Barkagan and his colleagues also contributed to the diagnosis and treatment of arthropathies in haemophilia. They described a secondary rheumatoid syndrome in haemophilia (known as the Barkagan-Egorova syndrome) and developed an original method of rehabilitation after haemophilic haemorrhages using external fixation techniques.

Two decades ago Barkagan started his fight against habitual miscarriages. Up to 80% of affected women have the antiphospholipid syndrome. Plasmapheresis and heparin during the whole pregnancy successfully allow carriage to term in all such cases. Women from many countries, including the United States and Sweden, came to Barnaul to give birth, but now this treatment is routine.

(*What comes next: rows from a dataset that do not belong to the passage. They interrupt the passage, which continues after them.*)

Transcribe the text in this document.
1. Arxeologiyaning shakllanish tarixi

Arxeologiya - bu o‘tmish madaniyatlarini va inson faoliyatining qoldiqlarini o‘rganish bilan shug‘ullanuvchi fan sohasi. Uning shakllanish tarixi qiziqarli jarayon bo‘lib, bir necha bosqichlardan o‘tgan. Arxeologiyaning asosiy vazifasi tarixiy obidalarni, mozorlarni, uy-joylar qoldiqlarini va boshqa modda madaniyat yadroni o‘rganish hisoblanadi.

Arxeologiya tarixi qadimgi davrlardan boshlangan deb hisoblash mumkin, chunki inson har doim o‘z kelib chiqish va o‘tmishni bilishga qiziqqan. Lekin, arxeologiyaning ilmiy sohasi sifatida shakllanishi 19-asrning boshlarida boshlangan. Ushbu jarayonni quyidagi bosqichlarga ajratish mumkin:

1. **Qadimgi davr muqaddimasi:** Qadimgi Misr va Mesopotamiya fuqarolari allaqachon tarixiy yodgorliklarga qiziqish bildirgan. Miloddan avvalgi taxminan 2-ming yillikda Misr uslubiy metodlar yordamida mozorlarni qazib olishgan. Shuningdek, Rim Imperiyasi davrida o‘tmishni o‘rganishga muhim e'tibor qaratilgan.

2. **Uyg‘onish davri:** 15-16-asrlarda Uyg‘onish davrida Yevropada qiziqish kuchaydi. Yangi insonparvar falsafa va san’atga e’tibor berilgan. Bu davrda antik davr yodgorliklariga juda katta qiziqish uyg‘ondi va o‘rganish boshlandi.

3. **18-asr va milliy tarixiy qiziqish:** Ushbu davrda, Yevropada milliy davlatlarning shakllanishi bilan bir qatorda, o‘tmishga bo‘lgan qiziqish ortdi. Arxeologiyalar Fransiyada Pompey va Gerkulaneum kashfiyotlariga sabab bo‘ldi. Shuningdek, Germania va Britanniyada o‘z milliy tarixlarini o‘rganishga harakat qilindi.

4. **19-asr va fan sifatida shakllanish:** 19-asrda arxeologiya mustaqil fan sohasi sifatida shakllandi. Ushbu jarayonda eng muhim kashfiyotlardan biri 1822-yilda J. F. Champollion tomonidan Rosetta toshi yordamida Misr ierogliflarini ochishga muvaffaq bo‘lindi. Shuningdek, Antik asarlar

Barkagan was an honoured science worker of the Russian Federation (1982), a state prize laureate of the USSR (1987), a corresponding member of the Russian Academy of Medical Sciences (1993), a director of the the Altai branch of the Haematological Scientific Centre of the Russian Academy of Medical Sciences, doctor honoris causa of the University of Minnesota (USA), and an honorary citizen of Barnaul.

He founded a haematological school. Thirty two of his pupils defended doctorskaya and 82 kandidatskaya dissertations. His lifestyle contradicted conventional dogmas. He was a chainsmoker, neglected sports, worked at night, and did not eat much. Until his last days he preserved a childlike capacity for amazement. Shortly before his death he was presented with an aquarium. “Do you know how these small red worms [food for fish] save themselves from being eaten?” he asked his colleagues the next day. “I watched them the whole evening. They from a dense sphere and a fish cannot pull out a single worm! This is a collective mind and a collective method of defence!” He was delighted by this “discovery.” In one of his interviews he said that his research had been poorly funded, adding that this was no excuse for inertia: “As you know, poverty makes the mind more sophisticated, whereas excessive wealth results in stupefaction.”

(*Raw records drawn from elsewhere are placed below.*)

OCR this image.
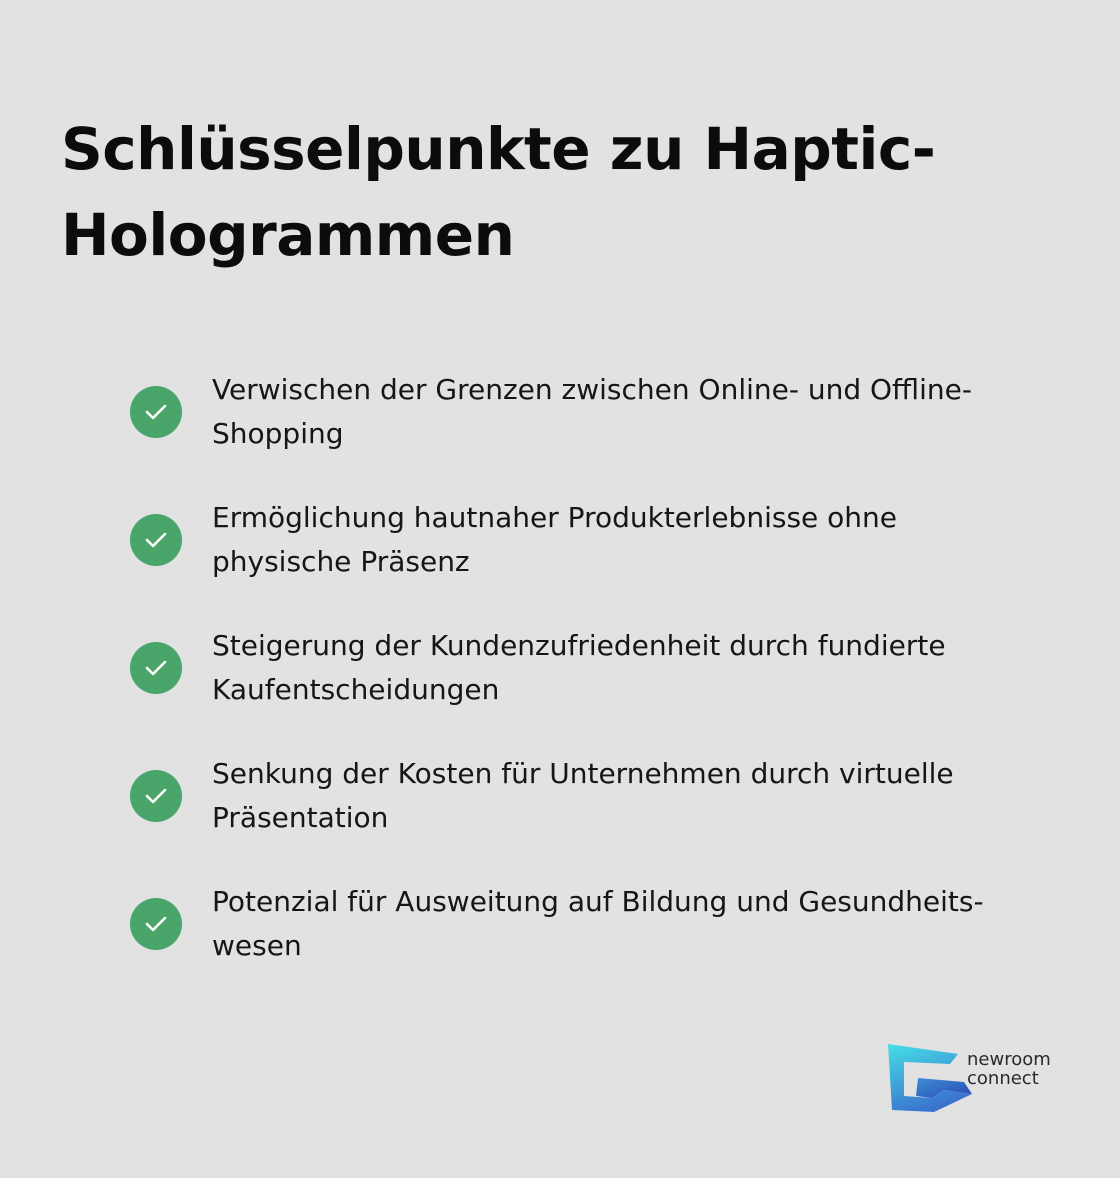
Schlüsselpunkte zu Haptic-
Hologrammen
Verwischen der Grenzen zwischen Online- und Offline-
Shopping
Ermöglichung hautnaher Produkterlebnisse ohne
physische Präsenz
Steigerung der Kundenzufriedenheit durch fundierte
Kaufentscheidungen
Senkung der Kosten für Unternehmen durch virtuelle
Präsentation
Potenzial für Ausweitung auf Bildung und Gesundheits-
wesen
newroom
connect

His wife, Ida Mikhailovna (née Proector), a paediatrician, predeceased him in 1995. He leaves two twin sisters, a son and a daughter (both medical doctors), and four grandchildren. His memory will be commemorated in Barnaul by a plaque at the house where he lived and a bust in the campus of Altai Medical University, and it is expected that the local authorities will name a street in his honour.

Zinovy Solomonovich Barkagan, haematologist, professor emeritus of Altai State Medical University, Barnaul (b 1925, q Odessa 1946; MD), died from a heart attack on 27 December 2006.